A new double-volume, 750-page monograph on his furniture, published by Galerie Patrick Seguin, reveals that Prouvé emerged almost fully formed as a designer. After creating a pair of folding chairs— signaling an early interest in portability and flexibility—and the wooden Cité chair, Prouvé arrived at his Chair No. 4 in 1934, a metal-framed chair with a wooden back and seat with tapered rear legs. Chair No. 4 would become the foundation for a large series now grouped together as the Standard chairs. Arguably his best known and now most widely produced works, Standard chairs (reissued by Vitra) feel as familiar as school cafeteria seating, but are elevated by Prouvé’s stark, yet elegant forms.

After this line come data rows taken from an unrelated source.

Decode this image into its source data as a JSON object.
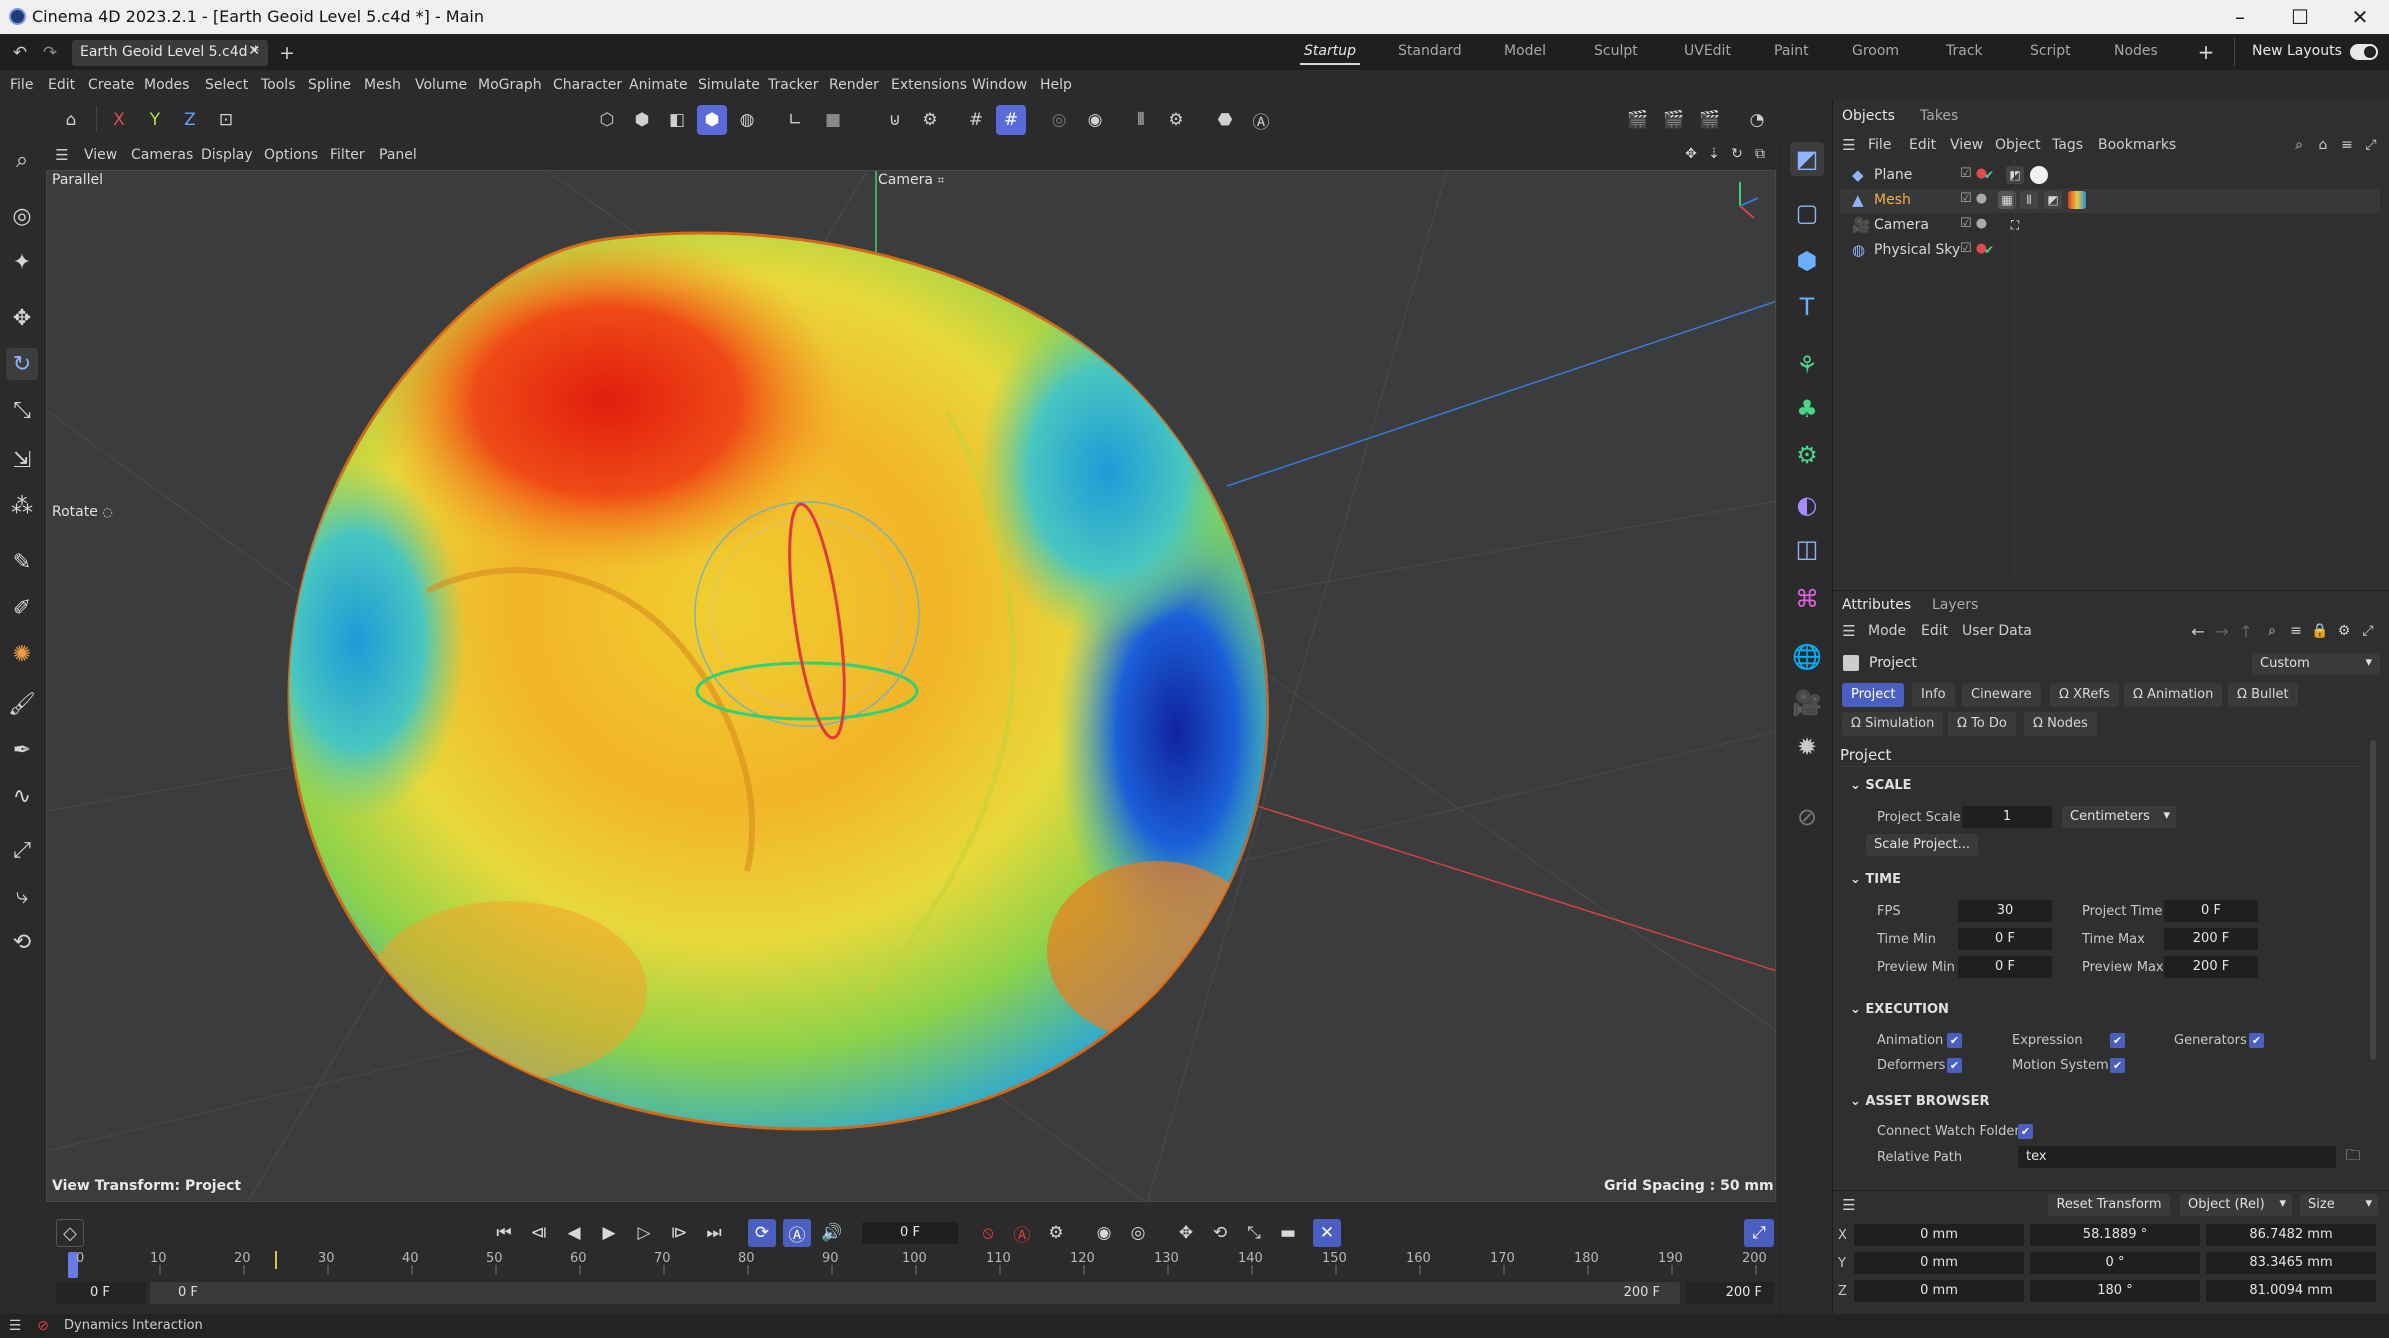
{
  "window": {
    "title": "Cinema 4D 2023.2.1 - [Earth Geoid Level 5.c4d *] - Main"
  },
  "document_tab": {
    "label": "Earth Geoid Level 5.c4d *"
  },
  "layouts": {
    "items": [
      "Startup",
      "Standard",
      "Model",
      "Sculpt",
      "UVEdit",
      "Paint",
      "Groom",
      "Track",
      "Script",
      "Nodes"
    ],
    "active": "Startup",
    "new_layouts": "New Layouts"
  },
  "menu": [
    "File",
    "Edit",
    "Create",
    "Modes",
    "Select",
    "Tools",
    "Spline",
    "Mesh",
    "Volume",
    "MoGraph",
    "Character",
    "Animate",
    "Simulate",
    "Tracker",
    "Render",
    "Extensions",
    "Window",
    "Help"
  ],
  "axis_toggles": [
    "X",
    "Y",
    "Z"
  ],
  "viewport": {
    "menu": [
      "View",
      "Cameras",
      "Display",
      "Options",
      "Filter",
      "Panel"
    ],
    "projection": "Parallel",
    "camera": "Camera",
    "tool": "Rotate",
    "view_transform": "View Transform: Project",
    "grid_spacing": "Grid Spacing : 50 mm"
  },
  "objects_panel": {
    "tabs": [
      "Objects",
      "Takes"
    ],
    "menu": [
      "File",
      "Edit",
      "View",
      "Object",
      "Tags",
      "Bookmarks"
    ],
    "objects": [
      {
        "name": "Plane",
        "icon": "plane-icon"
      },
      {
        "name": "Mesh",
        "icon": "mesh-icon"
      },
      {
        "name": "Camera",
        "icon": "camera-icon"
      },
      {
        "name": "Physical Sky",
        "icon": "sky-icon"
      }
    ]
  },
  "attributes": {
    "tabs": [
      "Attributes",
      "Layers"
    ],
    "menu": [
      "Mode",
      "Edit",
      "User Data"
    ],
    "object": "Project",
    "preset": "Custom",
    "section_tabs_row1": [
      "Project",
      "Info",
      "Cineware",
      "XRefs",
      "Animation",
      "Bullet"
    ],
    "section_tabs_row2": [
      "Simulation",
      "To Do",
      "Nodes"
    ],
    "heading": "Project",
    "scale": {
      "title": "SCALE",
      "project_scale_label": "Project Scale",
      "project_scale": "1",
      "unit": "Centimeters",
      "scale_button": "Scale Project..."
    },
    "time": {
      "title": "TIME",
      "fps_label": "FPS",
      "fps": "30",
      "project_time_label": "Project Time",
      "project_time": "0 F",
      "time_min_label": "Time Min",
      "time_min": "0 F",
      "time_max_label": "Time Max",
      "time_max": "200 F",
      "preview_min_label": "Preview Min",
      "preview_min": "0 F",
      "preview_max_label": "Preview Max",
      "preview_max": "200 F"
    },
    "execution": {
      "title": "EXECUTION",
      "items": [
        {
          "label": "Animation",
          "checked": true
        },
        {
          "label": "Expression",
          "checked": true
        },
        {
          "label": "Generators",
          "checked": true
        },
        {
          "label": "Deformers",
          "checked": true
        },
        {
          "label": "Motion System",
          "checked": true
        }
      ]
    },
    "asset_browser": {
      "title": "ASSET BROWSER",
      "watch_label": "Connect Watch Folder",
      "watch_checked": true,
      "path_label": "Relative Path",
      "path": "tex"
    }
  },
  "coordinates": {
    "reset_button": "Reset Transform",
    "mode": "Object (Rel)",
    "size_mode": "Size",
    "rows": [
      {
        "axis": "X",
        "pos": "0 mm",
        "rot": "58.1889 °",
        "size": "86.7482 mm"
      },
      {
        "axis": "Y",
        "pos": "0 mm",
        "rot": "0 °",
        "size": "83.3465 mm"
      },
      {
        "axis": "Z",
        "pos": "0 mm",
        "rot": "180 °",
        "size": "81.0094 mm"
      }
    ]
  },
  "timeline": {
    "current_frame": "0 F",
    "ticks": [
      "0",
      "10",
      "20",
      "30",
      "40",
      "50",
      "60",
      "70",
      "80",
      "90",
      "100",
      "110",
      "120",
      "130",
      "140",
      "150",
      "160",
      "170",
      "180",
      "190",
      "200"
    ],
    "range_start": "0 F",
    "range_start_preview": "0 F",
    "range_end_preview": "200 F",
    "range_end": "200 F"
  },
  "status": {
    "text": "Dynamics Interaction"
  },
  "colors": {
    "accent": "#4a5fbf",
    "toolbar_active": "#5a6ad8",
    "record": "#e23b3b"
  }
}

The tapered rear legs are designed to carry more weight, because Prouvé liked to lean back in his chairs, balancing only on the rear legs—precisely the kind of detail he would translate into his furniture.

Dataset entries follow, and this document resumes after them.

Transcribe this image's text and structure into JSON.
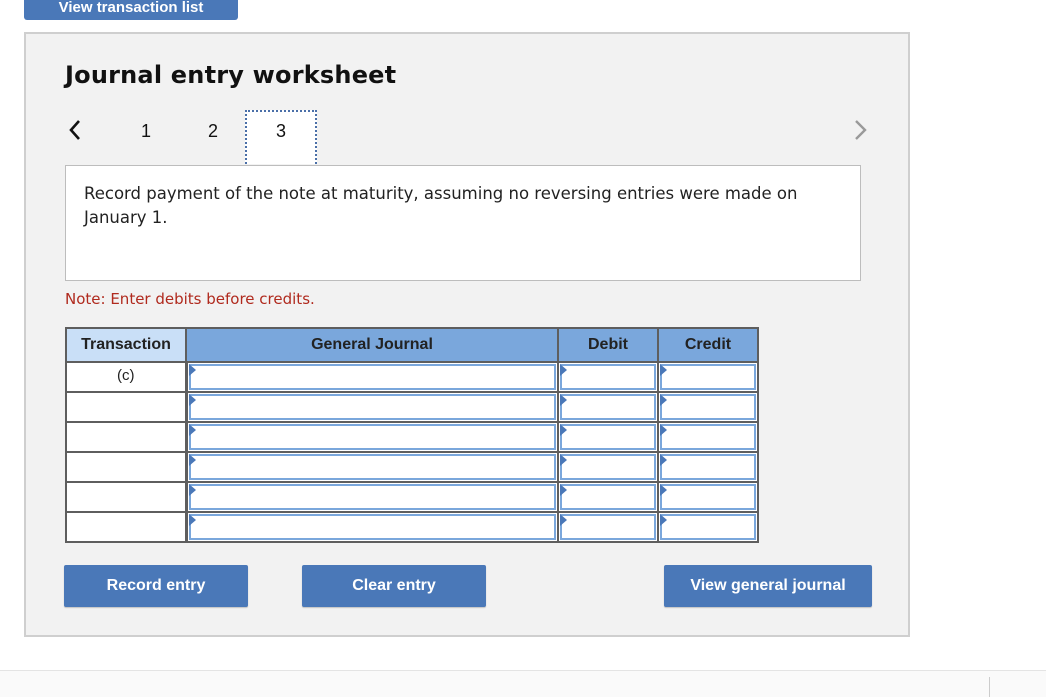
{
  "top_button": {
    "label": "View transaction list"
  },
  "worksheet": {
    "title": "Journal entry worksheet",
    "tabs": [
      "1",
      "2",
      "3"
    ],
    "active_tab": "3",
    "prompt": "Record payment of the note at maturity, assuming no reversing entries were made on January 1.",
    "note": "Note: Enter debits before credits."
  },
  "table": {
    "headers": {
      "transaction": "Transaction",
      "general_journal": "General Journal",
      "debit": "Debit",
      "credit": "Credit"
    },
    "rows": [
      {
        "transaction": "(c)",
        "account": "",
        "debit": "",
        "credit": ""
      },
      {
        "transaction": "",
        "account": "",
        "debit": "",
        "credit": ""
      },
      {
        "transaction": "",
        "account": "",
        "debit": "",
        "credit": ""
      },
      {
        "transaction": "",
        "account": "",
        "debit": "",
        "credit": ""
      },
      {
        "transaction": "",
        "account": "",
        "debit": "",
        "credit": ""
      },
      {
        "transaction": "",
        "account": "",
        "debit": "",
        "credit": ""
      }
    ]
  },
  "buttons": {
    "record": "Record entry",
    "clear": "Clear entry",
    "view_journal": "View general journal"
  },
  "colors": {
    "accent": "#4a78b8",
    "header": "#7aa7dc",
    "note": "#b02a1e"
  },
  "icons": {
    "prev": "chevron-left-icon",
    "next": "chevron-right-icon"
  }
}
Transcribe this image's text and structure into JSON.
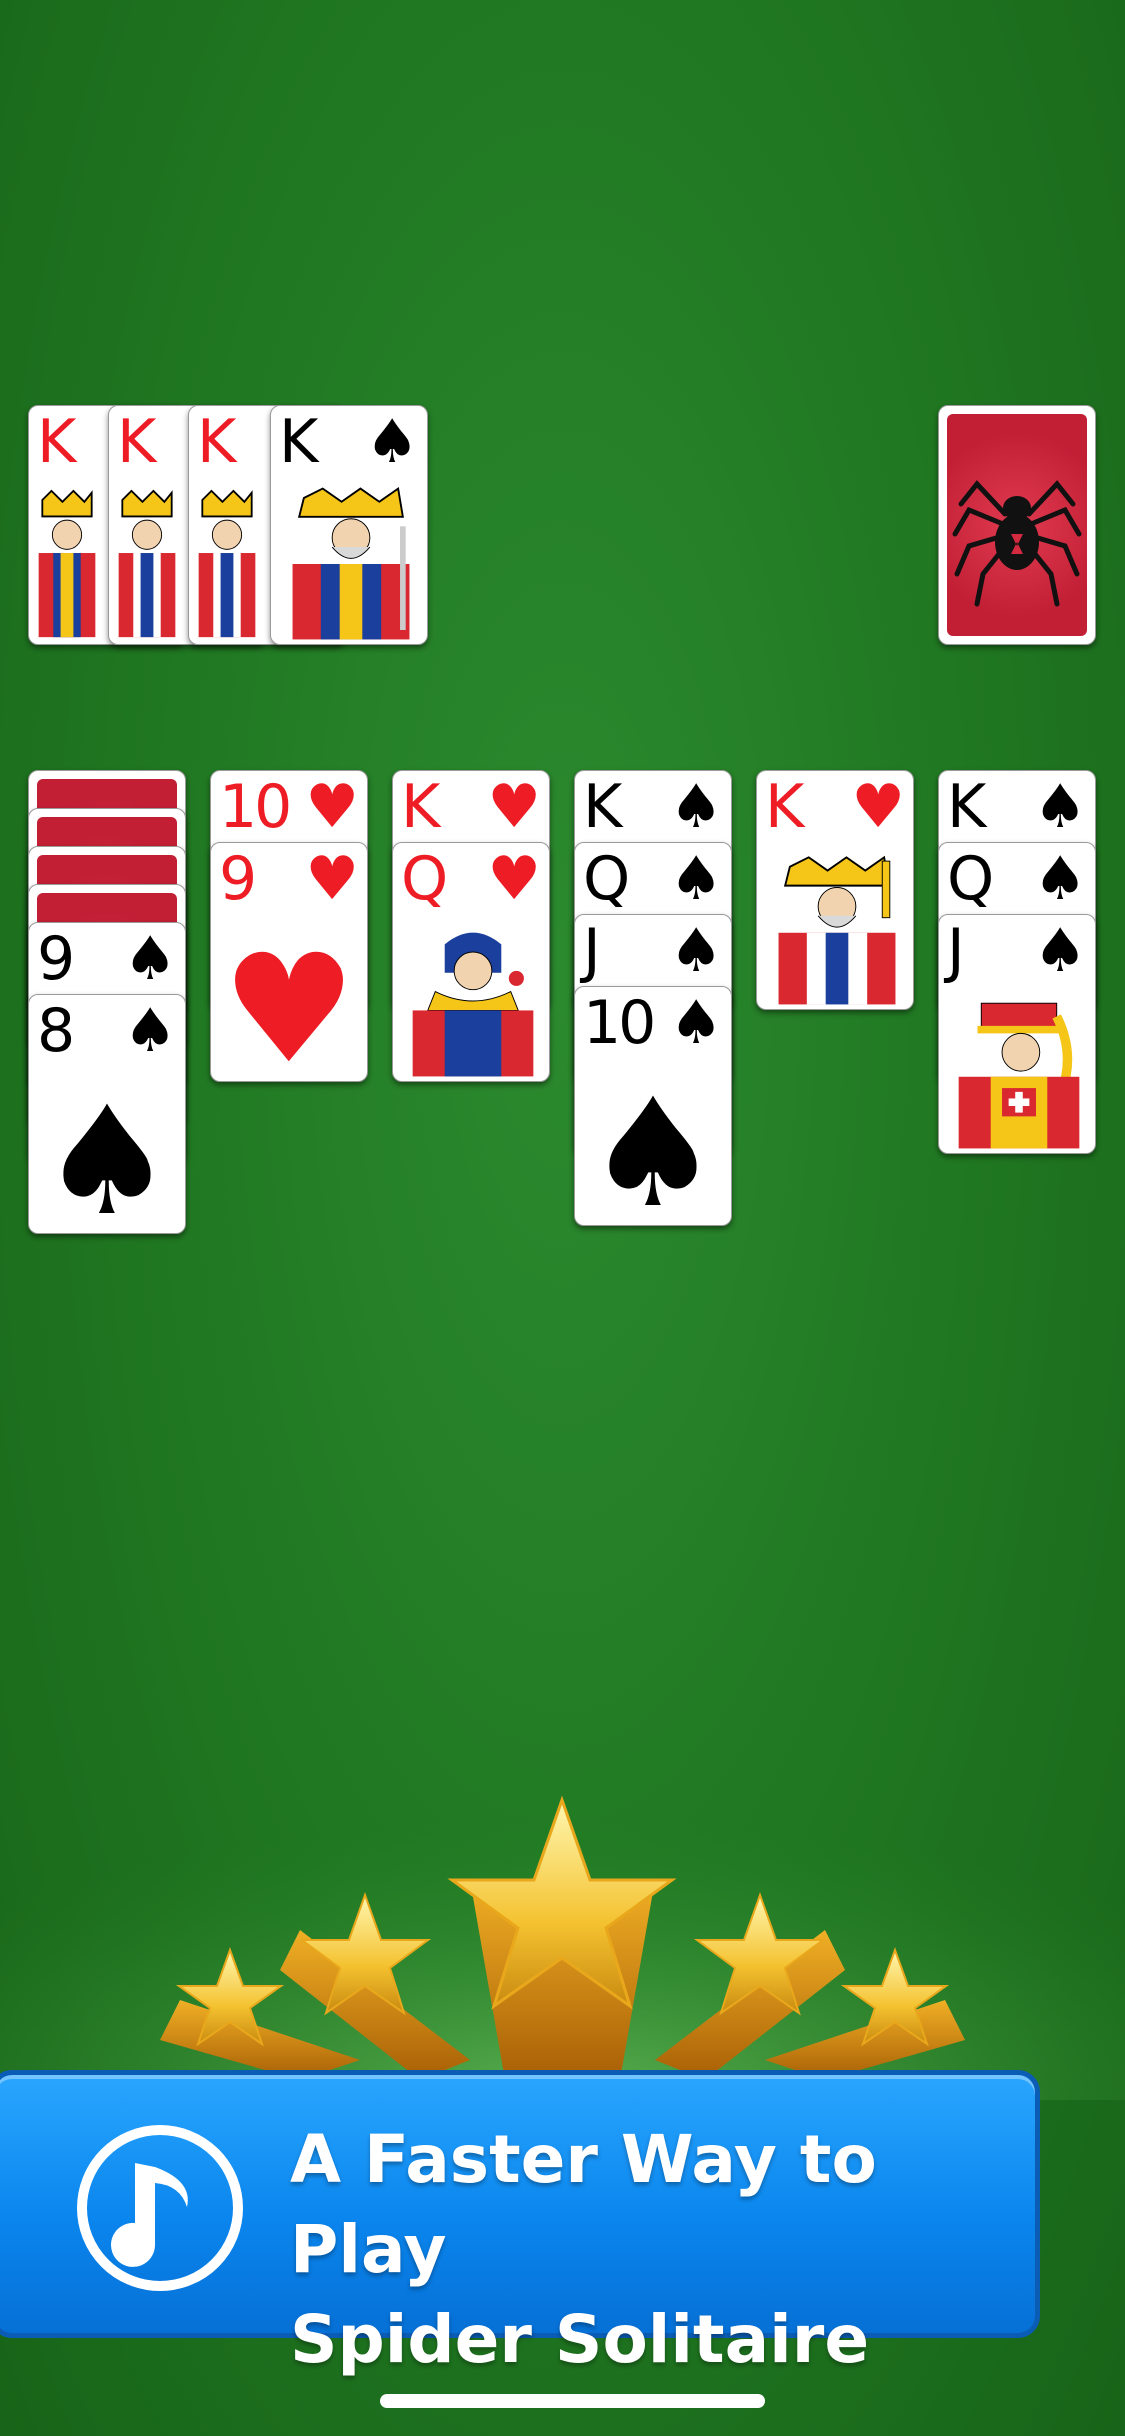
{
  "foundation": [
    {
      "rank": "K",
      "suit": "♥",
      "color": "red"
    },
    {
      "rank": "K",
      "suit": "♥",
      "color": "red"
    },
    {
      "rank": "K",
      "suit": "♥",
      "color": "red"
    },
    {
      "rank": "K",
      "suit": "♠",
      "color": "black"
    }
  ],
  "stock": {
    "cards_remaining_visible": 1,
    "icon": "spider-icon"
  },
  "tableau": [
    {
      "face_down": 4,
      "cards": [
        {
          "rank": "9",
          "suit": "♠"
        },
        {
          "rank": "8",
          "suit": "♠"
        }
      ]
    },
    {
      "face_down": 0,
      "cards": [
        {
          "rank": "10",
          "suit": "♥"
        },
        {
          "rank": "9",
          "suit": "♥"
        }
      ]
    },
    {
      "face_down": 0,
      "cards": [
        {
          "rank": "K",
          "suit": "♥"
        },
        {
          "rank": "Q",
          "suit": "♥"
        }
      ]
    },
    {
      "face_down": 0,
      "cards": [
        {
          "rank": "K",
          "suit": "♠"
        },
        {
          "rank": "Q",
          "suit": "♠"
        },
        {
          "rank": "J",
          "suit": "♠"
        },
        {
          "rank": "10",
          "suit": "♠"
        }
      ]
    },
    {
      "face_down": 0,
      "cards": [
        {
          "rank": "K",
          "suit": "♥"
        }
      ]
    },
    {
      "face_down": 0,
      "cards": [
        {
          "rank": "K",
          "suit": "♠"
        },
        {
          "rank": "Q",
          "suit": "♠"
        },
        {
          "rank": "J",
          "suit": "♠"
        }
      ]
    }
  ],
  "banner": {
    "line1": "A Faster Way to Play",
    "line2": "Spider Solitaire",
    "icon": "music-note-icon"
  },
  "colors": {
    "felt": "#217a23",
    "card_red": "#ee1c24",
    "banner_blue": "#0a86ee",
    "card_back": "#d42a40"
  }
}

Featuring a brief essay by Jean Nouvel and a lengthy interview with Renzo Piano, Jean Prouvé serves as a catalogue raisonné of the designer’s furniture, lighting and storage pieces. Generously illustrated with photographs, drawings, and other archival material, the book is satisfying and informative, especially for American readers who may be less familiar with his oeuvre. Nou- vel calls him the “Anti-esthete.” Perhaps. But then, why do so many find his work so utterly beautiful?
For a time, Prouvé owned his own factory, and therefore his own means and profits of production, but he lacked the marketing prowess of such American designers as Charles and Ray Eames or George Nelson. If these designers were emblematic of American postwar optimism, Prouvé’s vision was more akin to neorealist filmmaking: blunt, direct, and— above all—modern.
While Prouvé achieved success and some renown—primarily in Europe—for his own work, he also helped usher in a sea change in design. Like Eero Saarinen spotting the genius of Jørn Utzon’s design for the Sydney Opera House, Prouvé chaired the jury for the design competition for the Centre Georges Pompidou, and was instrumental in selecting the proposal by Richard Rogers, Renzo Piano, and Gianfranco Franchini. The building launched the careers of Rogers and Piano and changed architecture forever. Prouvé, the son of a leading art nouveau artist, was a living bridge from the design thinking of the nineteenth century straight to the twenty-first.
One hopes the gallery will also bring out a volume on Prouvé’s remarkable prefabricated architecture. These portable buildings hold lessons for the challenges of today and tomorrow.